MINNEAPOLIS — A noose hung from a newsroom ceiling has led to the firing of the news editor of the Minneapolis Community and Technical College campus newspaper.

Gabriel Keith said that when he taped it to the ceiling on Oct. 10 as a reminder for student reporters to turn in their stories on time he didn’t realize the racist implications of the noose and the memories they stir of lynchings.

 “I am definitely aware of it now,” Keith said.

Accusations have been flying, both about the incident and the college’s response. Some students find it difficult to believe Keith, 26, didn’t know what he was doing. Two student groups rallied last week to express outrage.

“We are angry,” said Lisa Dean, 31, president of Associates of Black Collegians, a student group. “If we do not nip it in the bud, it will spread and a lot of students may not want to attend this college because of racism.”

Keith, who is White, said he just meant it as a joke.

Two other students in the room, both of whom are Black, said they tried to talk Keith out of doing it.

“I said, ‘It’s not a good idea, don’t hang up the noose, why not put something else up,’” said Sita Hinds, 30, the business manager for the paper.

After a few uncomfortable minutes, in which Keith said Senah Yeboah-Sampong, 22, the online editor, told him, “If you don’t take it down, I will,” Keith took it down and threw it in the trash.

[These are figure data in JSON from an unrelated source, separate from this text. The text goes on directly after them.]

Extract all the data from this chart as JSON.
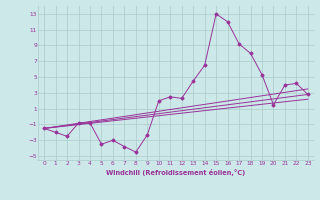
{
  "xlabel": "Windchill (Refroidissement éolien,°C)",
  "background_color": "#cce8e8",
  "grid_color": "#aacccc",
  "line_color": "#993399",
  "xlim": [
    -0.5,
    23.5
  ],
  "ylim": [
    -5.5,
    14.0
  ],
  "xticks": [
    0,
    1,
    2,
    3,
    4,
    5,
    6,
    7,
    8,
    9,
    10,
    11,
    12,
    13,
    14,
    15,
    16,
    17,
    18,
    19,
    20,
    21,
    22,
    23
  ],
  "yticks": [
    -5,
    -3,
    -1,
    1,
    3,
    5,
    7,
    9,
    11,
    13
  ],
  "series": [
    [
      0,
      -1.5
    ],
    [
      1,
      -2.0
    ],
    [
      2,
      -2.5
    ],
    [
      3,
      -0.8
    ],
    [
      4,
      -0.8
    ],
    [
      5,
      -3.5
    ],
    [
      6,
      -3.0
    ],
    [
      7,
      -3.8
    ],
    [
      8,
      -4.5
    ],
    [
      9,
      -2.3
    ],
    [
      10,
      2.0
    ],
    [
      11,
      2.5
    ],
    [
      12,
      2.3
    ],
    [
      13,
      4.5
    ],
    [
      14,
      6.5
    ],
    [
      15,
      13.0
    ],
    [
      16,
      12.0
    ],
    [
      17,
      9.2
    ],
    [
      18,
      8.0
    ],
    [
      19,
      5.3
    ],
    [
      20,
      1.5
    ],
    [
      21,
      4.0
    ],
    [
      22,
      4.2
    ],
    [
      23,
      2.8
    ]
  ],
  "ref_line1": [
    [
      0,
      -1.5
    ],
    [
      23,
      2.8
    ]
  ],
  "ref_line2": [
    [
      0,
      -1.5
    ],
    [
      23,
      3.5
    ]
  ],
  "ref_line3": [
    [
      0,
      -1.5
    ],
    [
      23,
      2.2
    ]
  ]
}
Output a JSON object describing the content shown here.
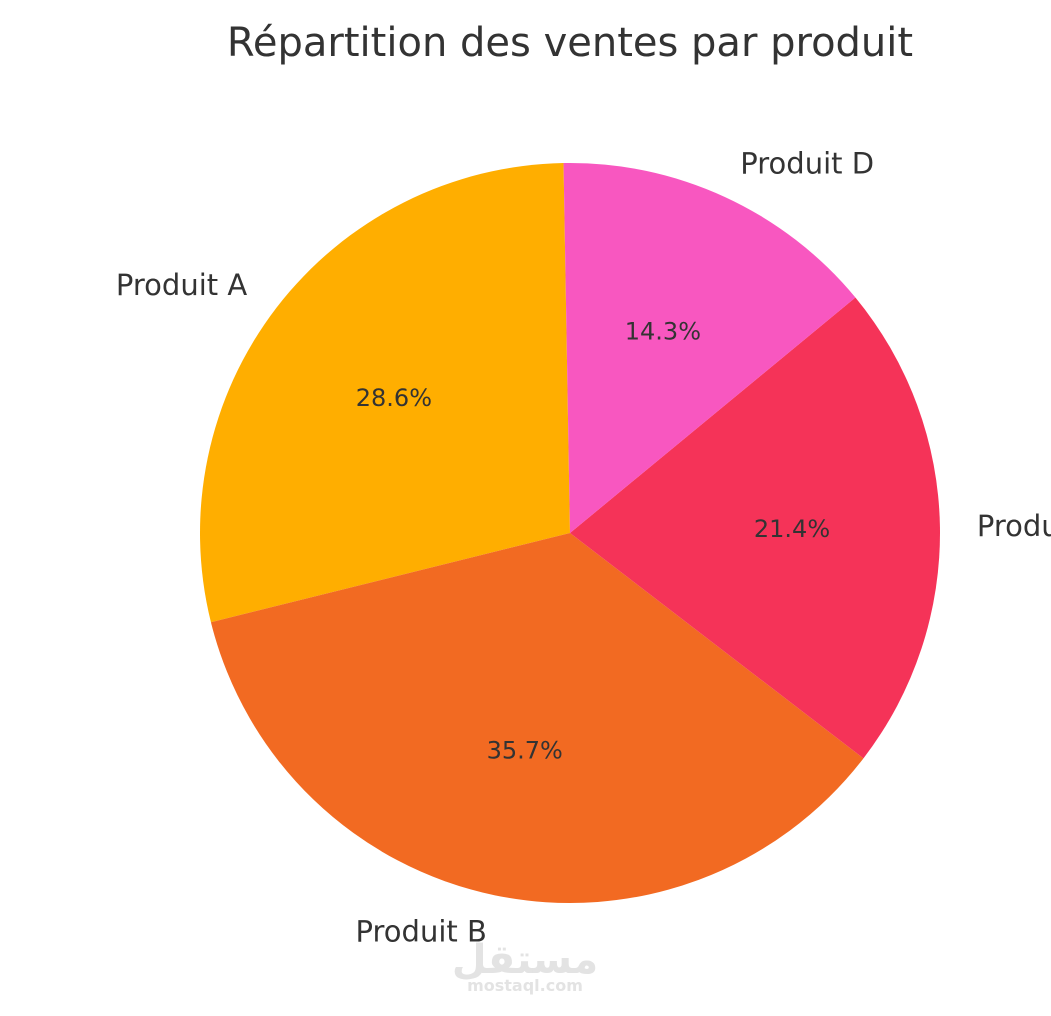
{
  "chart_data": {
    "type": "pie",
    "title": "Répartition des ventes par produit",
    "start_angle_deg": 91,
    "direction": "counterclockwise",
    "slices": [
      {
        "label": "Produit A",
        "value": 28.6,
        "pct_label": "28.6%",
        "color": "#FFAE00"
      },
      {
        "label": "Produit B",
        "value": 35.7,
        "pct_label": "35.7%",
        "color": "#F26A22"
      },
      {
        "label": "Produit C",
        "value": 21.4,
        "pct_label": "21.4%",
        "color": "#F53358"
      },
      {
        "label": "Produit D",
        "value": 14.3,
        "pct_label": "14.3%",
        "color": "#F857C0"
      }
    ]
  },
  "watermark": {
    "arabic": "مستقل",
    "latin": "mostaql.com"
  }
}
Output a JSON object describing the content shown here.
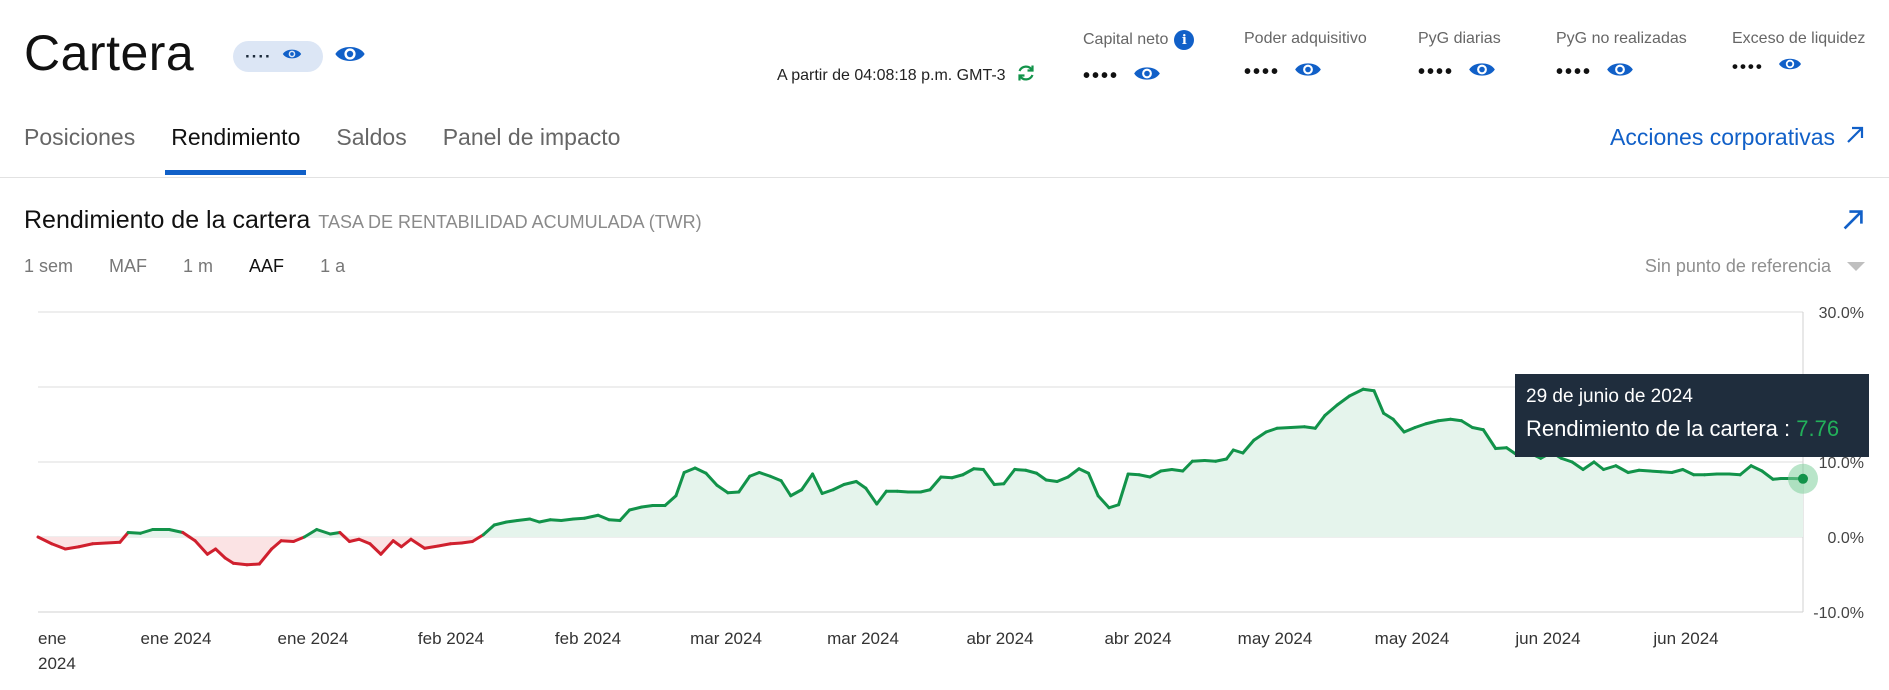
{
  "app": {
    "title": "Cartera",
    "masked": "····"
  },
  "timestamp": "A partir de 04:08:18 p.m. GMT-3",
  "metrics": [
    {
      "label": "Capital neto",
      "value": "••••",
      "info": true
    },
    {
      "label": "Poder adquisitivo",
      "value": "••••"
    },
    {
      "label": "PyG diarias",
      "value": "••••"
    },
    {
      "label": "PyG no realizadas",
      "value": "••••"
    },
    {
      "label": "Exceso de liquidez",
      "value": "••••"
    }
  ],
  "tabs": [
    "Posiciones",
    "Rendimiento",
    "Saldos",
    "Panel de impacto"
  ],
  "active_tab": "Rendimiento",
  "corp_actions": "Acciones corporativas",
  "section": {
    "title": "Rendimiento de la cartera",
    "subtitle": "TASA DE RENTABILIDAD ACUMULADA (TWR)"
  },
  "ranges": [
    "1 sem",
    "MAF",
    "1 m",
    "AAF",
    "1 a"
  ],
  "active_range": "AAF",
  "benchmark": "Sin punto de referencia",
  "tooltip": {
    "date": "29 de junio de 2024",
    "label": "Rendimiento de la cartera : ",
    "value": "7.76"
  },
  "colors": {
    "accent": "#1160c8",
    "positive": "#12934a",
    "negative": "#d0202e",
    "positive_fill": "#e5f4ec",
    "negative_fill": "#fbe3e4",
    "tooltip_bg": "#1f2d3d"
  },
  "chart_data": {
    "type": "line",
    "y_ticks": [
      "30.0%",
      "20.0%",
      "10.0%",
      "0.0%",
      "-10.0%"
    ],
    "ylim": [
      -10,
      30
    ],
    "x_tick_labels": [
      "ene 2024",
      "ene 2024",
      "ene 2024",
      "feb 2024",
      "feb 2024",
      "mar 2024",
      "mar 2024",
      "abr 2024",
      "abr 2024",
      "may 2024",
      "may 2024",
      "jun 2024",
      "jun 2024"
    ],
    "series": [
      {
        "values": [
          [
            0.0,
            0.0
          ],
          [
            1.0,
            -0.9
          ],
          [
            2.0,
            -1.6
          ],
          [
            3.0,
            -1.3
          ],
          [
            4.0,
            -0.9
          ],
          [
            5.0,
            -0.8
          ],
          [
            6.0,
            -0.7
          ],
          [
            6.6,
            0.6
          ],
          [
            7.5,
            0.5
          ],
          [
            8.4,
            1.0
          ],
          [
            9.6,
            1.0
          ],
          [
            10.6,
            0.6
          ],
          [
            11.5,
            -0.5
          ],
          [
            12.4,
            -2.3
          ],
          [
            13.0,
            -1.6
          ],
          [
            13.7,
            -2.8
          ],
          [
            14.3,
            -3.5
          ],
          [
            15.3,
            -3.7
          ],
          [
            16.2,
            -3.6
          ],
          [
            17.1,
            -1.6
          ],
          [
            17.8,
            -0.5
          ],
          [
            18.7,
            -0.6
          ],
          [
            19.5,
            0.0
          ],
          [
            20.4,
            1.0
          ],
          [
            21.4,
            0.4
          ],
          [
            22.1,
            0.6
          ],
          [
            22.8,
            -0.6
          ],
          [
            23.5,
            -0.3
          ],
          [
            24.3,
            -0.9
          ],
          [
            25.1,
            -2.3
          ],
          [
            26.0,
            -0.5
          ],
          [
            26.6,
            -1.3
          ],
          [
            27.3,
            -0.3
          ],
          [
            28.3,
            -1.5
          ],
          [
            29.3,
            -1.2
          ],
          [
            30.2,
            -0.9
          ],
          [
            31.0,
            -0.8
          ],
          [
            31.8,
            -0.6
          ],
          [
            32.6,
            0.3
          ],
          [
            33.4,
            1.6
          ],
          [
            34.3,
            2.0
          ],
          [
            35.1,
            2.2
          ],
          [
            36.0,
            2.4
          ],
          [
            36.7,
            2.0
          ],
          [
            37.5,
            2.3
          ],
          [
            38.3,
            2.2
          ],
          [
            39.2,
            2.4
          ],
          [
            40.0,
            2.5
          ],
          [
            41.0,
            2.9
          ],
          [
            41.8,
            2.3
          ],
          [
            42.6,
            2.2
          ],
          [
            43.3,
            3.6
          ],
          [
            44.2,
            4.0
          ],
          [
            45.0,
            4.2
          ],
          [
            45.9,
            4.2
          ],
          [
            46.7,
            5.5
          ],
          [
            47.3,
            8.6
          ],
          [
            48.1,
            9.2
          ],
          [
            48.9,
            8.5
          ],
          [
            49.7,
            6.9
          ],
          [
            50.5,
            5.9
          ],
          [
            51.3,
            6.0
          ],
          [
            52.1,
            8.1
          ],
          [
            52.8,
            8.6
          ],
          [
            53.6,
            8.1
          ],
          [
            54.4,
            7.5
          ],
          [
            55.1,
            5.5
          ],
          [
            55.9,
            6.3
          ],
          [
            56.7,
            8.4
          ],
          [
            57.4,
            5.8
          ],
          [
            58.2,
            6.3
          ],
          [
            59.0,
            7.0
          ],
          [
            59.9,
            7.4
          ],
          [
            60.6,
            6.5
          ],
          [
            61.4,
            4.4
          ],
          [
            62.1,
            6.1
          ],
          [
            62.9,
            6.1
          ],
          [
            63.7,
            6.0
          ],
          [
            64.6,
            6.0
          ],
          [
            65.3,
            6.3
          ],
          [
            66.1,
            8.0
          ],
          [
            66.9,
            7.9
          ],
          [
            67.7,
            8.3
          ],
          [
            68.5,
            9.1
          ],
          [
            69.2,
            9.0
          ],
          [
            70.0,
            7.0
          ],
          [
            70.7,
            7.1
          ],
          [
            71.5,
            9.0
          ],
          [
            72.3,
            8.9
          ],
          [
            73.1,
            8.5
          ],
          [
            73.8,
            7.6
          ],
          [
            74.6,
            7.4
          ],
          [
            75.4,
            8.0
          ],
          [
            76.2,
            9.1
          ],
          [
            76.9,
            8.5
          ],
          [
            77.6,
            5.5
          ],
          [
            78.4,
            3.9
          ],
          [
            79.1,
            4.3
          ],
          [
            79.8,
            8.4
          ],
          [
            80.6,
            8.3
          ],
          [
            81.4,
            8.0
          ],
          [
            82.2,
            8.8
          ],
          [
            83.0,
            9.0
          ],
          [
            83.8,
            8.8
          ],
          [
            84.5,
            10.1
          ],
          [
            85.4,
            10.2
          ],
          [
            86.2,
            10.1
          ],
          [
            87.0,
            10.4
          ],
          [
            87.5,
            11.6
          ],
          [
            88.2,
            11.2
          ],
          [
            89.0,
            12.9
          ],
          [
            89.9,
            14.0
          ],
          [
            90.7,
            14.5
          ],
          [
            91.7,
            14.6
          ],
          [
            92.7,
            14.7
          ],
          [
            93.5,
            14.5
          ],
          [
            94.2,
            16.2
          ],
          [
            95.1,
            17.6
          ],
          [
            96.0,
            18.8
          ],
          [
            97.0,
            19.7
          ],
          [
            97.8,
            19.5
          ],
          [
            98.5,
            16.5
          ],
          [
            99.2,
            15.7
          ],
          [
            100.0,
            14.0
          ],
          [
            100.8,
            14.6
          ],
          [
            101.6,
            15.1
          ],
          [
            102.5,
            15.5
          ],
          [
            103.4,
            15.7
          ],
          [
            104.2,
            15.5
          ],
          [
            105.0,
            14.6
          ],
          [
            105.8,
            14.3
          ],
          [
            106.7,
            11.8
          ],
          [
            107.5,
            11.9
          ],
          [
            108.3,
            10.9
          ],
          [
            109.2,
            11.2
          ],
          [
            110.0,
            10.5
          ],
          [
            110.8,
            11.3
          ],
          [
            111.5,
            10.5
          ],
          [
            112.3,
            10.0
          ],
          [
            113.1,
            9.0
          ],
          [
            113.9,
            10.0
          ],
          [
            114.6,
            9.0
          ],
          [
            115.5,
            9.5
          ],
          [
            116.4,
            8.6
          ],
          [
            117.2,
            8.9
          ],
          [
            118.0,
            8.8
          ],
          [
            118.8,
            8.7
          ],
          [
            119.6,
            8.6
          ],
          [
            120.4,
            9.0
          ],
          [
            121.2,
            8.3
          ],
          [
            122.0,
            8.3
          ],
          [
            122.9,
            8.4
          ],
          [
            123.8,
            8.4
          ],
          [
            124.6,
            8.3
          ],
          [
            125.4,
            9.5
          ],
          [
            126.2,
            8.8
          ],
          [
            127.0,
            7.7
          ],
          [
            127.6,
            7.8
          ],
          [
            128.4,
            7.8
          ],
          [
            129.2,
            7.76
          ]
        ]
      }
    ],
    "x_range": [
      0,
      129.2
    ],
    "highlighted_point": {
      "x": 129.2,
      "y": 7.76
    }
  }
}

When the paper’s editor, Margaret Campbell, 20, who is White, learned of the incident she fired Keith.

Keith said he was unaware at the time of recent incidents, such as the nooses White high school students hung from a tree in Jena, La., last year after Black students asked to sit there.

“I heard about something to do with a noose, but I didn’t even think of it,” he said. “I don’t watch the news.”

Nonetheless, Hinds and Yeboah-Sampong filed complaints. The college investigated and found “the incident was not intended to target an individual or group of individuals based on race,” said Laura Fedock, interim associate vice president for academic and student affairs.

Earlier this year at Macalester College in St. Paul, college officials condemned an incident at a campus house party where a student in blackface wore a noose around his neck, accompanied by a student dressed as a Ku Klux Klan member.

This fall, Hamline University in St. Paul suspended six football players from the team for wearing blackface and dressing as African tribesmen during an off-campus Halloween party.